An energetic and petite 26-year-old, Grove 's academic training is in geography and environmental science. But she also has the business chops to bring this kind of idea to fruition. She says that Fleet Farming was profitable even in its first year, although it is a nonprofit venture. She's creating a toolkit for expansion that includes the how-to business bones such as marketing materials, logos, templates for waivers and agreements, as well as information on developing partners, distribution, storage, and record keeping. Fleet Farming will offer the kit online for $75, which includes an hour consultation.
A different type of growth
John Rife, Fleet Farming’s Orlando mentor, describes himself as a token yuppie. Initially, he joined his family's commercial real estate business. "For many years I sat at a desk and made a lot of money, but it wasn't fulfilling." He realized he wanted more from life. "When people ask 'What's your growth strategy,'” Rife noted, "I ask 'Why?'" That’s why he ventured towards a different type of growth altogether: He started growing his own farm and became increasingly involved in the local food movement, where people use sweat equity instead of cash. "That's really the linchpin of this. It's a community-driven exchange of value that's not monetary."
Rife says he likes to help others discover there's more to life than just chasing dollars. "I'm a starter," he said from the sidelines of the Florida Food Summit, an event he sponsors to bring together a variety of what he calls farmpreneurs. "I'm very, very passionate about helping young entrepreneurs become the arbiters of their own fate. There is a joy that comes with being able to do different things."

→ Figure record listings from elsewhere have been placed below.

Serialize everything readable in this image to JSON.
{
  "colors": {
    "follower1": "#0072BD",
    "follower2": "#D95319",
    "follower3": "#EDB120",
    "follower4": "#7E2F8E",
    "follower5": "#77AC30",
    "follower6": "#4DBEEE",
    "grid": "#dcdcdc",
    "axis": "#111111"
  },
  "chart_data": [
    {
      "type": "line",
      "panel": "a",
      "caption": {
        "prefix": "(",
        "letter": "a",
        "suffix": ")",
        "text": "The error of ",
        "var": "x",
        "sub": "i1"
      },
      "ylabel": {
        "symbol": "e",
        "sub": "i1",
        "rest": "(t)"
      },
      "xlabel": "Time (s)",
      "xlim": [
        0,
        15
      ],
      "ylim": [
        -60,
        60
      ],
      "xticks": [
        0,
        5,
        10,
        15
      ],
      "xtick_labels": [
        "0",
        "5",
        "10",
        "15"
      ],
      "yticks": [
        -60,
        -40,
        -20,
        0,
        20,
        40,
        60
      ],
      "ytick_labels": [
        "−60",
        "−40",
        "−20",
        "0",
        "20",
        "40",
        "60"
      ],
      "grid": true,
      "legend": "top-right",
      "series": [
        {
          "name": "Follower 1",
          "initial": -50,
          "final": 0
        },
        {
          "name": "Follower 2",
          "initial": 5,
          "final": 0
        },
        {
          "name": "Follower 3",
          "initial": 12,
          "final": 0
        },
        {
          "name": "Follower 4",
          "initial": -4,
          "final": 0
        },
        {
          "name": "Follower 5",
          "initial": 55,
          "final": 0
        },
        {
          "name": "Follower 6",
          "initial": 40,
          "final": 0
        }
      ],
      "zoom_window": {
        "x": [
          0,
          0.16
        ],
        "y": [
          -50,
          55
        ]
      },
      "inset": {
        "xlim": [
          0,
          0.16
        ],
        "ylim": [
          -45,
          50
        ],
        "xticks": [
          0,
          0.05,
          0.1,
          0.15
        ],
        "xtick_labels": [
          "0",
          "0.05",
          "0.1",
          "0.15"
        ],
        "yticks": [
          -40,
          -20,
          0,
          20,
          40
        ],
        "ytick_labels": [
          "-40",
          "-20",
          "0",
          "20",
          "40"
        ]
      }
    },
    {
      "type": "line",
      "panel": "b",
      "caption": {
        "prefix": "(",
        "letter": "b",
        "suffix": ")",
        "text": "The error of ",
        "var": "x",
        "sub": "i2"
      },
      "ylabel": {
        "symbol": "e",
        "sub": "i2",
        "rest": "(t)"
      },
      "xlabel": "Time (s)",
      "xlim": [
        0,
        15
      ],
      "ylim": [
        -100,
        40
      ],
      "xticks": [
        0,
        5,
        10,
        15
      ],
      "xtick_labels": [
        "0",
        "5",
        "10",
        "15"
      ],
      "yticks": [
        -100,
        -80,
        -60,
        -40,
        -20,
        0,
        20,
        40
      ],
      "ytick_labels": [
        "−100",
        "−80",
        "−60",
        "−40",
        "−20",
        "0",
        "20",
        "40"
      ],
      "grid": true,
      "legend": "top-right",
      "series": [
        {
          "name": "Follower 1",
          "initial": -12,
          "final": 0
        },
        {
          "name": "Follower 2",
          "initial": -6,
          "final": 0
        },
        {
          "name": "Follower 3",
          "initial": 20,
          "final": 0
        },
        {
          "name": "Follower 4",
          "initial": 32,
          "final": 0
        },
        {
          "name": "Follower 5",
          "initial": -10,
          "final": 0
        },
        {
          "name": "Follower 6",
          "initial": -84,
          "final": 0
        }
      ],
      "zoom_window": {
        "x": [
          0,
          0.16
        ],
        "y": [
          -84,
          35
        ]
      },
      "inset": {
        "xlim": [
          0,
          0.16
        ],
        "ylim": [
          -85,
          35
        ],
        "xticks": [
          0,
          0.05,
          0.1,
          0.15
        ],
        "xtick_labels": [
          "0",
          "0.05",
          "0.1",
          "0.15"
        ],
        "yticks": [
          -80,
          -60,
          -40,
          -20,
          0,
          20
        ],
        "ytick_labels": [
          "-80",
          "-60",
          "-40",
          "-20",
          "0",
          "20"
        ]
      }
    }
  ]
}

Millennials with community support
At 40, Rife is a GenXer whose looks don't belie his interests. Young and healthy looking, clean cut with short, trim hair he fits neither into the stereotypical successful corporate salesman, nor new-age hippy farmer. Instead he seems to epitomize the emerging leaders who seem to combine all of those qualities: sensitivity to the changing needs of the planet and society, business knowledge and the success that breeds the confidence to try new ideas. Perhaps it's those qualities he admires most about Grove.
"Heather is a change maker," says Rife. "I'm very impressed by millennials and their willingness and desire to have impact.” “More than any other generation that I've been involved with, there's a lot more willingness to give of their time, effort, energy, finances to—in their minds—make the world a better place and to be proactive in solving problems of sustainability and environmental stewardship,” Rife elaborates. With the IDEAS group being a gathering place for millennials, it seemed like perfect soil for planting the Fleet Farming concept – a concept whose attraction also derives from being actionable for all kinds of people, Rife points out: “It’s something you don't have to have a whole lot of education to figure out—you don't need a PhD to turn grass into lettuce."
Change maker Heather Grove is sure Fleet Farming wouldn't work without the tremendous support the group receives from the community. "That's what keeps me going," she says. "It's just about the people who are willing to put in the hours and do the work. I see value in providing free work because it keeps me happy. We all keep going because we're helping change the world."